If you want to live in your home while you’re letting it out, then, obviously, you’re looking at letting out a part of it rather than all of it. You can, however, generally still choose between short-term lets and long-term lets. This means that you could make some extra money from your property without having to share it all year round.

You need to know the law

Laws change from place to place and they can also be updated. This means, firstly, that you need to inform yourself of the law when you start your business. Secondly, you need to make sure that you keep yourself informed of any changes. This doesn’t have to be complicated, it does, however, take a bit of organization and commitment.

You also need to think about your service contracts for example your mortgage and insurance. They may have rules about letting out your property.

Your property needs to be safe

Again, the actual laws on this will vary, but remember that, in this context, laws are minimum standards, not targets. The general guideline is that you want (and need) to do everything possible to keep your house safe - and back it up with paperwork.

This goes for both the outside and the inside of the house. If you’ve been putting off exterior maintenance and repairs, you need to get them done. Scaffolding may be an eyesore, but it’s safe for everyone (as long as you make sure that there are regular scaffold inspections).

Anything you need to do on the inside of your property, you should probably be doing anyway. For example, you will need to think about hazards such as fires and what you can do to protect people against them. All of this will benefit you too.

Think about who your tenants will be

There are three main groups of people who want short-term lets. These are holidaymakers, business people and students. The market for long-term lodgings is much broader. That said, students and young adults do make up a large proportion of it.

Which groups of people will be interested in your home will generally depend on three factors. The most important is where you live. The others are the time of year the property is available and the way the property is presented. There may not be much you can do about the first two. There is, however, a lot you can do about its presentation.

Presentation means more than just decor, although this is obviously important. It’s more about general lifestyle. There are some features which are expected, or at least desirable, regardless of your intended tenants. For example, most people value a decent internet connection and access to laundry facilities.

There are others, however, which appeal more to specific groups. For example, business people and students tend to value workspace and cycle storage.

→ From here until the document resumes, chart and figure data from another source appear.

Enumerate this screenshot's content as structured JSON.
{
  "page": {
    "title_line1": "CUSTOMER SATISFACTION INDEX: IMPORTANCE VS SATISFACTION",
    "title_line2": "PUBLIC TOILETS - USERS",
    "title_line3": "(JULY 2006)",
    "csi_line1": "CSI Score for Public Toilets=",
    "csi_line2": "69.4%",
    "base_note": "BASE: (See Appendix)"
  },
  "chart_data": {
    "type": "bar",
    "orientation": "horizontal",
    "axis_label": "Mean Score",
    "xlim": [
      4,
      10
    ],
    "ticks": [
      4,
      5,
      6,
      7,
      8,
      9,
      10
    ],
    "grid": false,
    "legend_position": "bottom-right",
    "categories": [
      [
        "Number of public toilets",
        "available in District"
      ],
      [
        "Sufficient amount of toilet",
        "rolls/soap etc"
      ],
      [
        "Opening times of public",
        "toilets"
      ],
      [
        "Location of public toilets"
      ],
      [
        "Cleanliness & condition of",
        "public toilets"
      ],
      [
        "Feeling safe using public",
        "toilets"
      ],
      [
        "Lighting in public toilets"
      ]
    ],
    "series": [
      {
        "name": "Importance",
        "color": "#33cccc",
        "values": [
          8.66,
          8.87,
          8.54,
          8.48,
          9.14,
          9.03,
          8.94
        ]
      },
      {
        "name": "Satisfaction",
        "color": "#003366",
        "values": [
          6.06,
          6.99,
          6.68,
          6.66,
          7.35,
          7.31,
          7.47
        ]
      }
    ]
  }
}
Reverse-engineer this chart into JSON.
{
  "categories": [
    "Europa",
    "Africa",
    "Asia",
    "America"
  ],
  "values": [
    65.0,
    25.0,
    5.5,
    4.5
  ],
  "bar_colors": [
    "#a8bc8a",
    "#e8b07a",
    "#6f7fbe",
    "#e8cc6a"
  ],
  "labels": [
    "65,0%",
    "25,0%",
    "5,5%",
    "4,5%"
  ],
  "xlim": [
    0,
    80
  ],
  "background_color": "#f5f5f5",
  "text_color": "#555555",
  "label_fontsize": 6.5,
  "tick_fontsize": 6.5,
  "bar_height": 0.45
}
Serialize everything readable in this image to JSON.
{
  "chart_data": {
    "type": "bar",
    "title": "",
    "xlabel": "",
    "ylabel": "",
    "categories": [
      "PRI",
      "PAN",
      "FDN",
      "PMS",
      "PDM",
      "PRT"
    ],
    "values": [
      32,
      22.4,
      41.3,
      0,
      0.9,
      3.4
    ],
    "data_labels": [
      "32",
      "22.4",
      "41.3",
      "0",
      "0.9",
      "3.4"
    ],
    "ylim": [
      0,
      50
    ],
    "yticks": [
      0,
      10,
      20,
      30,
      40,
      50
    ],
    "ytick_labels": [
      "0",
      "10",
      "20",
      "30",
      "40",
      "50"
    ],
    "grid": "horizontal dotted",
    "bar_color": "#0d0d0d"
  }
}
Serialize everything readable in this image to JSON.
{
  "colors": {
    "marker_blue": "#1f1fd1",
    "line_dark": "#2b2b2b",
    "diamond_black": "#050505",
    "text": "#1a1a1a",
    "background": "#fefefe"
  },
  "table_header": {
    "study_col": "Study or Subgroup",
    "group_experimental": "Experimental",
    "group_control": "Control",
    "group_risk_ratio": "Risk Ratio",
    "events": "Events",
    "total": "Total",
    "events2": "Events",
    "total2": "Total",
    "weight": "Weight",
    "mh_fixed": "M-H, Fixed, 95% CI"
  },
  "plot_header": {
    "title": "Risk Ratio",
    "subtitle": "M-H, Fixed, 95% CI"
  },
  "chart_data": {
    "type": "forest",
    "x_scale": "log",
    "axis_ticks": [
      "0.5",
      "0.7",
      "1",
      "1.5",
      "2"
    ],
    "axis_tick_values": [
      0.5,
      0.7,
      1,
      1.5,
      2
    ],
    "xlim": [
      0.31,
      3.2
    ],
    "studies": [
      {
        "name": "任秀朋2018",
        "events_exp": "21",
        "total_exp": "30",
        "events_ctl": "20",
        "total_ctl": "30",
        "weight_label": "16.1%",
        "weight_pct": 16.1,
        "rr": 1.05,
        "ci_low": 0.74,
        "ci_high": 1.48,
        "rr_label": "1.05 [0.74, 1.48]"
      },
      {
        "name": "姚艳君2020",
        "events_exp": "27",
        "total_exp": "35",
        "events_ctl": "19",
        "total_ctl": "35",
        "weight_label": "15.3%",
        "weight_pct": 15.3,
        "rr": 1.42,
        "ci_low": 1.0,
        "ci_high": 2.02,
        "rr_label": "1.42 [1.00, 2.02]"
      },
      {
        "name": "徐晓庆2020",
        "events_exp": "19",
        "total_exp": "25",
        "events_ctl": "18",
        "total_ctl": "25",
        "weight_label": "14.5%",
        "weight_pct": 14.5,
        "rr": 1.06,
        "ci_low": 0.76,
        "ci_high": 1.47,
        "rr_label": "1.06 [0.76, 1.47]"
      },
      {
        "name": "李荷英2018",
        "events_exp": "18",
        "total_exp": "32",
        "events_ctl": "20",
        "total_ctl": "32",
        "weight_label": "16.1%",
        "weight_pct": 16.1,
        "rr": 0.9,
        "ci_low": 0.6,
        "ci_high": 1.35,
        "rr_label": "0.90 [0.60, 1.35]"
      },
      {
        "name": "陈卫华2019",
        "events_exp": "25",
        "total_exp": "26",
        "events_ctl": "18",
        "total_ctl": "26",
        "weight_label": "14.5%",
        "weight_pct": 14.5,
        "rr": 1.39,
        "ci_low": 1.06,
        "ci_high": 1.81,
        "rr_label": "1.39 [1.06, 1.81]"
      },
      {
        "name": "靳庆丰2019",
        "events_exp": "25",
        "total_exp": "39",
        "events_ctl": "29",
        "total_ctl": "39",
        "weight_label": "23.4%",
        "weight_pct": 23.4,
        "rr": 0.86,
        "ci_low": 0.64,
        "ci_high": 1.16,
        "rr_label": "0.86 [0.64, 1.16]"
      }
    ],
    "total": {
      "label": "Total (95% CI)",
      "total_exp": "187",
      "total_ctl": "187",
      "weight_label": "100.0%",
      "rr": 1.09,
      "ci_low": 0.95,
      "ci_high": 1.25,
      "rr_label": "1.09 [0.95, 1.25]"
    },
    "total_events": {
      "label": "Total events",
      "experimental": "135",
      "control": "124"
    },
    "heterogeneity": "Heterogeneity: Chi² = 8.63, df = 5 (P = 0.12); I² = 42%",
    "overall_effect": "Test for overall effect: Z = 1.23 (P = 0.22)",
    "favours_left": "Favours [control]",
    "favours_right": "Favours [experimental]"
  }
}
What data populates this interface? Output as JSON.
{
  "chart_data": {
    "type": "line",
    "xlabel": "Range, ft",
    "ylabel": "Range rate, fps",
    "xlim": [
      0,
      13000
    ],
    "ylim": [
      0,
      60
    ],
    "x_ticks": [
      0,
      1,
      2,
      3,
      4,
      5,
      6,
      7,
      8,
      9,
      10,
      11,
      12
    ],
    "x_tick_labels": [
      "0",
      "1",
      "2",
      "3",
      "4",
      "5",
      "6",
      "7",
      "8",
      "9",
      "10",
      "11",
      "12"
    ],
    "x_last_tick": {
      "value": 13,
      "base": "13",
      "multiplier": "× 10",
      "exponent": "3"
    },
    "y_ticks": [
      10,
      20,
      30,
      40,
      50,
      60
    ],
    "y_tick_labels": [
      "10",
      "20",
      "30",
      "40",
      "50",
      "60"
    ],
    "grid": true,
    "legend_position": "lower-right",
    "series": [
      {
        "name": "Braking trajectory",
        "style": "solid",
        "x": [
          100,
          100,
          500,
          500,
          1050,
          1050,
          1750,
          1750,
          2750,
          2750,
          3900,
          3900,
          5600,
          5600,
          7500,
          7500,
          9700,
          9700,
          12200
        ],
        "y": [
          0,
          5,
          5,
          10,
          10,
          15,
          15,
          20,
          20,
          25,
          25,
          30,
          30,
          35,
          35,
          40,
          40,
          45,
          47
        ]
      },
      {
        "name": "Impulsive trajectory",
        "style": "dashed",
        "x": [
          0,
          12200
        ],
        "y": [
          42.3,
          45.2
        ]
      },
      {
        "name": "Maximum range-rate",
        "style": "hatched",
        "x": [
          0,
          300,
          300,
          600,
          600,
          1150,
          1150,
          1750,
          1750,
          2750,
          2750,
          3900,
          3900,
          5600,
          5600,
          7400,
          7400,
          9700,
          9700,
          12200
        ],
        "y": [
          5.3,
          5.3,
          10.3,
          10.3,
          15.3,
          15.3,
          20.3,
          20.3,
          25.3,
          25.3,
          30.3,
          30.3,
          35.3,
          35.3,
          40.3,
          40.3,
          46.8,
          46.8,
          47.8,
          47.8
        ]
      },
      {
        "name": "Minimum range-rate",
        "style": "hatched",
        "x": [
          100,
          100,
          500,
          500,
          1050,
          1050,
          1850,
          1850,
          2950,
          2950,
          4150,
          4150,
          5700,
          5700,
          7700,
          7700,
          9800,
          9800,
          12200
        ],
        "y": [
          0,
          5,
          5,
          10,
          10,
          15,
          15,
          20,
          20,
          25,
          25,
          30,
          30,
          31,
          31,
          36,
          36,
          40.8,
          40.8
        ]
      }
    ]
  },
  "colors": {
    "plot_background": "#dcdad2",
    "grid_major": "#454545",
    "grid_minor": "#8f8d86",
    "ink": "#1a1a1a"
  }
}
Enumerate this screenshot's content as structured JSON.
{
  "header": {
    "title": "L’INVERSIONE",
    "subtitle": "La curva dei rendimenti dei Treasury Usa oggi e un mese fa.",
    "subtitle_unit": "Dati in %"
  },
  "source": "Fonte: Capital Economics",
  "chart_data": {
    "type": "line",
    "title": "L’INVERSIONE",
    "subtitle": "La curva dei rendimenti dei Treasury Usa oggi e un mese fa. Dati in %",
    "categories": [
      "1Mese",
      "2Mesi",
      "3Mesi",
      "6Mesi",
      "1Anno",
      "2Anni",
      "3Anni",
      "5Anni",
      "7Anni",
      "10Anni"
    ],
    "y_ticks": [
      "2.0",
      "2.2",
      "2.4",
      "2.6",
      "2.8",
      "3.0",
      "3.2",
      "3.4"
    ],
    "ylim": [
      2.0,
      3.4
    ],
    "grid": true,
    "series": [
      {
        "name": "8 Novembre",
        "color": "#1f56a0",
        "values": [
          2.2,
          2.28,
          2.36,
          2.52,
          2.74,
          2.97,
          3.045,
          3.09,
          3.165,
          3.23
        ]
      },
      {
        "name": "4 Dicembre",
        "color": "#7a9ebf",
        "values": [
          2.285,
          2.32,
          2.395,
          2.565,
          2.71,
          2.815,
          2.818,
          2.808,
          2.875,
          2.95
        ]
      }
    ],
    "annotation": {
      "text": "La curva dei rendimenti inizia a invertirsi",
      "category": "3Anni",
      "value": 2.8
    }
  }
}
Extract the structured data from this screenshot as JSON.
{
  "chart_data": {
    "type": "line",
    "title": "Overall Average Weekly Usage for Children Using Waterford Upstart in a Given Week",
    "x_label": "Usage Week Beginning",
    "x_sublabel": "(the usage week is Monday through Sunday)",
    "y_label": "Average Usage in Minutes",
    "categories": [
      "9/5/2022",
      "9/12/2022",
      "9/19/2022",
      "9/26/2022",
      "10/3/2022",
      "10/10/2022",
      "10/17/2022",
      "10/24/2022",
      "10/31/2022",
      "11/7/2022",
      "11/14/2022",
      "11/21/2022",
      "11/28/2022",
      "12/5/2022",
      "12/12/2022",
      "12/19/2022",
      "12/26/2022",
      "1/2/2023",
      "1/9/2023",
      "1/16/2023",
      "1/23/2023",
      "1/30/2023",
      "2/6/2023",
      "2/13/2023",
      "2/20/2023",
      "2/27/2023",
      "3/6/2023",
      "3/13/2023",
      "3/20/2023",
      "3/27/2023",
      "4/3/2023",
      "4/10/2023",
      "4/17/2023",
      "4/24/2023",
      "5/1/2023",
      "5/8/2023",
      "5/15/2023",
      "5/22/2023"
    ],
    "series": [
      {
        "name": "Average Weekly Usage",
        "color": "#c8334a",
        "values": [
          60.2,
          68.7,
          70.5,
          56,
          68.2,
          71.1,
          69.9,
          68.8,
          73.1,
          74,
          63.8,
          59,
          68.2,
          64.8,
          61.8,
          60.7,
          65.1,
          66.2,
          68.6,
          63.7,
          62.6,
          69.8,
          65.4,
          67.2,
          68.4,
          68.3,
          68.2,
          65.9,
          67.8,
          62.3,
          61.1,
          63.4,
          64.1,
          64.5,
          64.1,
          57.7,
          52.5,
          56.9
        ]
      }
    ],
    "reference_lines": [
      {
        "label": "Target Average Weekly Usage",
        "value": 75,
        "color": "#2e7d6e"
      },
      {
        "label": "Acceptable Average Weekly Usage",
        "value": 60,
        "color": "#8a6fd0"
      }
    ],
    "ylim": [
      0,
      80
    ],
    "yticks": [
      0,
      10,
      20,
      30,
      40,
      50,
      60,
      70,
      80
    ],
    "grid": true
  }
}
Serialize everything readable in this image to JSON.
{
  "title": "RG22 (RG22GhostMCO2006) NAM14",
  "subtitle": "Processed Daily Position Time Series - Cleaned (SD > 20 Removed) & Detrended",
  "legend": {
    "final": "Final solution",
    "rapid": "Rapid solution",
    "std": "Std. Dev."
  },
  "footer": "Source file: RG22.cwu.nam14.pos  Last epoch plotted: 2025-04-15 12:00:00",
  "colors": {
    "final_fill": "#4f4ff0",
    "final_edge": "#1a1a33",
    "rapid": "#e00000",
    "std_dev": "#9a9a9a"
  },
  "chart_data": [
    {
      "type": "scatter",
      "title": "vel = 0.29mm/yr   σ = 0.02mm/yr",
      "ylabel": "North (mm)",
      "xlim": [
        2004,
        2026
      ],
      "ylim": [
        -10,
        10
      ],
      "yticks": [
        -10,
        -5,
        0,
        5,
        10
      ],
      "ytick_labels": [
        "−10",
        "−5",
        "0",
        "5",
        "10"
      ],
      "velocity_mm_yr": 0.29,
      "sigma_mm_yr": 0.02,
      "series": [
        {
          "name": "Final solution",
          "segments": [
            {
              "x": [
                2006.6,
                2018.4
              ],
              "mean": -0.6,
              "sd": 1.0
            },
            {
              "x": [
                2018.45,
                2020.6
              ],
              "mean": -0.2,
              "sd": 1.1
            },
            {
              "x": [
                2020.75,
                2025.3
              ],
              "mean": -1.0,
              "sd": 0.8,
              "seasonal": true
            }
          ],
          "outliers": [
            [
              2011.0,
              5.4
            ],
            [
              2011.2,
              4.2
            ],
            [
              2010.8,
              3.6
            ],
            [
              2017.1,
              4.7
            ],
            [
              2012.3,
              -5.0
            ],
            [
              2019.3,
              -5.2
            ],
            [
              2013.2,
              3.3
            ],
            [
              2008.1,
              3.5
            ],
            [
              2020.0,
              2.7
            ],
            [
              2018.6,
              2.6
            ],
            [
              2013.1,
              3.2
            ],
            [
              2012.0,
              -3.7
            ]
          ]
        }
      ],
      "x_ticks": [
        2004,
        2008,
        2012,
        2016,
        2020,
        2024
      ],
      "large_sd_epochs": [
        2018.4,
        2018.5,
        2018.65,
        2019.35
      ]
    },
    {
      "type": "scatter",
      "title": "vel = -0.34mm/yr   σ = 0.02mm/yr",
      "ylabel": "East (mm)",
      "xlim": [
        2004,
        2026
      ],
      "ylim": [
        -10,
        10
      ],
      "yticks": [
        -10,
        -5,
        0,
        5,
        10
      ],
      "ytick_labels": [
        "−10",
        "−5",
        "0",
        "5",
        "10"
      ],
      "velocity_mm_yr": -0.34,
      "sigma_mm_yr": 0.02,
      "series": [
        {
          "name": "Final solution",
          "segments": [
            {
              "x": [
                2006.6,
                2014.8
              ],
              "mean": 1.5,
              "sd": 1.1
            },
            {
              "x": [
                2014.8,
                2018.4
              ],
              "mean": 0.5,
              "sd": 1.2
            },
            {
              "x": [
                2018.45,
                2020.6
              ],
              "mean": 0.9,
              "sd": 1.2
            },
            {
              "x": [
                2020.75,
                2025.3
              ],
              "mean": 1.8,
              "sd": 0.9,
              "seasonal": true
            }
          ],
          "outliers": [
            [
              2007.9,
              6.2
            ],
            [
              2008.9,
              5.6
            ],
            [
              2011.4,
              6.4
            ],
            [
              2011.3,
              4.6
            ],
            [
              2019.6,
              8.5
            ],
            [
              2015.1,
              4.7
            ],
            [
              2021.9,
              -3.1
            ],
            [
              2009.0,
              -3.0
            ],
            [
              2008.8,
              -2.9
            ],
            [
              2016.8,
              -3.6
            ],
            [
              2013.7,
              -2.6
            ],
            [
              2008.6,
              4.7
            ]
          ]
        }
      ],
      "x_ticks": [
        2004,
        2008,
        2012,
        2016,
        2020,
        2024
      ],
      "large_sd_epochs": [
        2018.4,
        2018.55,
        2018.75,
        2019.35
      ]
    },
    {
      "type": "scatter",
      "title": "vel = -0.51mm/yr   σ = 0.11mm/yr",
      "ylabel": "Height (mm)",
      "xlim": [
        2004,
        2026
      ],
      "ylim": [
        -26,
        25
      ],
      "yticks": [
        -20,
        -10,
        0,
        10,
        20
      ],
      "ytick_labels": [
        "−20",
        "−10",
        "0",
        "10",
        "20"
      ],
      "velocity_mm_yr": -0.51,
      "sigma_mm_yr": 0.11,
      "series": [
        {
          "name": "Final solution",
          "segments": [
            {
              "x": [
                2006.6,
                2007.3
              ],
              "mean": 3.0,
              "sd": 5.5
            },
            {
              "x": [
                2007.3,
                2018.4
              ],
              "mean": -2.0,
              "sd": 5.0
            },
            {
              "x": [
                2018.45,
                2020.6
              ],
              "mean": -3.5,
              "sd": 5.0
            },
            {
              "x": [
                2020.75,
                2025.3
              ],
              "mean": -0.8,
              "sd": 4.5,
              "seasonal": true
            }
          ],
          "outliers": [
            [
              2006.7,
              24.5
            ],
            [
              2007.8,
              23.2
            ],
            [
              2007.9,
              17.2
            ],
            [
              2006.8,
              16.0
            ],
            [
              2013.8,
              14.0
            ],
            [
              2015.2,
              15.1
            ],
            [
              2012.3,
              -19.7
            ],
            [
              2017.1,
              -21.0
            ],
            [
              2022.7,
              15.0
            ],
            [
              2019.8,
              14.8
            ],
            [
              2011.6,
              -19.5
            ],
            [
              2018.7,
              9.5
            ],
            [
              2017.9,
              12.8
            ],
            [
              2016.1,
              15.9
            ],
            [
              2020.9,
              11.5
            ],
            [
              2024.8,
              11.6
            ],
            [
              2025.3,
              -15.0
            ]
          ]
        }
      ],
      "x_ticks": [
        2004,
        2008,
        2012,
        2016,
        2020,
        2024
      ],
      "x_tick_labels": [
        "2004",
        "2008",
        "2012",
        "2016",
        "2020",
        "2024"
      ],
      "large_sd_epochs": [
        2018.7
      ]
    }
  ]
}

Holidaymakers, by contrast, tend to value high-end leisure facilities, such as hot tubs and home cinemas.

Highlight the benefits of your local area

Remember that a potential tenant won’t necessarily know your local area the way you do. In fact, they probably won’t. Make sure you point out anything that could interest them. In particular, highlight anywhere they can get food, drinks and essential supplies. Also, highlight the key local transport links including cycle lanes and parking facilities.

Again, think about your likely tenants and what they are likely to be doing. For example, explain how easy it is to get from your home to key business destinations/the local university and/or the city centre. You might also want to think about mentioning any day trips around your local area and the different options for making them (e.g. private car or tour).

Regardless of your intended market, always highlight any public green spaces in your area. This can be anything from parks, to public sports grounds to nature spots. Canal walkways are also worth a mention. Many people love to relax by taking a quiet stroll so knowing that there’s green space nearby is often a huge benefit.

Consider getting extra help

Letting out your home can bring in some useful extra income. What’s more, it may even be tax-free. For example, in the UK, the rent-a-room scheme allows you to earn a tax-free income of up to £7,500 from letting out furnished accommodation in your home. You could use some of this extra money to get help to deal with the extra work of being a landlord.

Short-term lets tend to generate by far the most work. This is partly because rooms usually need to be turned-over more quickly and partly because guests typically expect hotel-like standards. In fact, some professional short-term landlords have higher standards than even mid-range hotels.

Taking on long-term lodgers can be less full-on. You can reasonably expect them to take care of their own rooms. There will, however, inevitably be extra cleaning around the home and this can lead to friction. Just getting in a cleaner can make life easier on everyone.

Have you ever made an income from your home?